Владимир Прибытков - Тверской гость
- Расскажи, какой это хазиначи? Где ты встретился с ним? Давно ли?
Афанасий поведал о встречах с Мухаммедом.
- Знаком он тебе, что ли? - окончив рассказ, опять спросил он.
- Нет, нет... Это другой человек, - произнес индус. - Да. Другой человек.
Пришел Уджал. У бедняка опять начинался приступ лихорадки. Уджал просил Джанки помочь его жене, если он свалится.
Никитин проводил красильщика до его дома. Желтый лоб Уджала покрывала испарина. Он зябко поводил плечами. На приступке своего дома Уджал присел, закрыв лихорадочные глаза.
- Скоро у меня будут новые краски. Возьмешь? - пробормотал он.
- Ляг и выпей цейлонской коры,* - посоветовал Афанасий. - О красках потом поговорим.
______________ * Цейлонская кора - кора хинных деревьев, родина которых Цейлон.
Уджал промолчал. Его уже трясло. Никитин толкнул дверь, взял красильщика подмышки, почти поволок в дом. Решма с покорным лицом помогала ему уложить Уджала на соломенный тюфяк. Привычными движениями, не спеша налила воды, приготовила лечебную настойку.
- Я завтра зайду, - сообщил Никитин.
Решма смотрела равнодушно, устало.
На следующий день Никитин зайти не смог. Не зашел и через день. Отвлекли торговые дела. Продавал камни. Ему удалось выручить хорошую сумму, но он устал от трудных разговоров со скупщиками.
Особенно надоел ему индиец из Шабаита, далекой страны у моря, привозивший в Бидар мускус. Одна польза от этого купца была: рассказал, что в его краю много оленей.

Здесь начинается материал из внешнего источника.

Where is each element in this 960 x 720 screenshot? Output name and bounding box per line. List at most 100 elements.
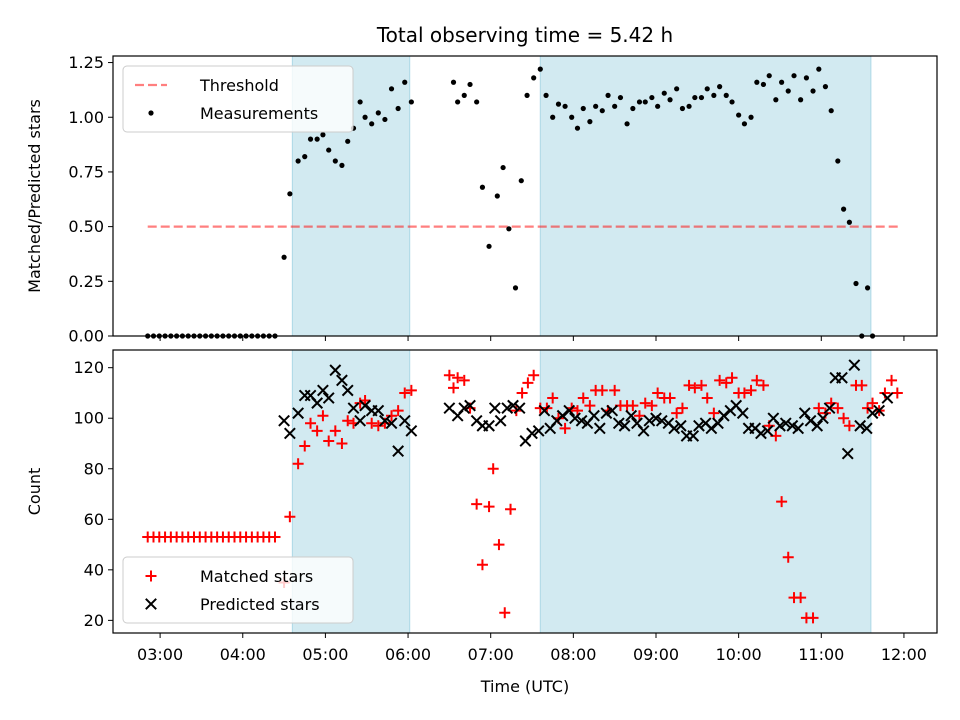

Так прошло три дня. А на четвертый Афанасий узнал, что умер Уджал. Никитин пошел с ним проститься. В доме было тихо. Решма, посыпав косы и измазав лицо пеплом сожженного кизяка, неподвижно сидела в ногах прикрытого белым полотном худого тела. Какие-то родственники бродили по дому, договаривались о повозке и дровах для погребального костра.
Никитин увидел Нирмала, дал денег на похороны.
Внеся свою лепту на костер, Афанасий ушел, - слишком тяжко было видеть погруженную в горе семью.
В тот же день Рангу опять завел разговор о Голконде.
- Не знаю. Подожди, - остановил его Никитин. - Я еще не решил.
Он все еще сомневался, уходить ли из Бидара. Может быть, дождаться разговора с Махмудом Гаваном. Хазиначи говорил, что везир пожелает видеть его. Да и дожди идут, дожди...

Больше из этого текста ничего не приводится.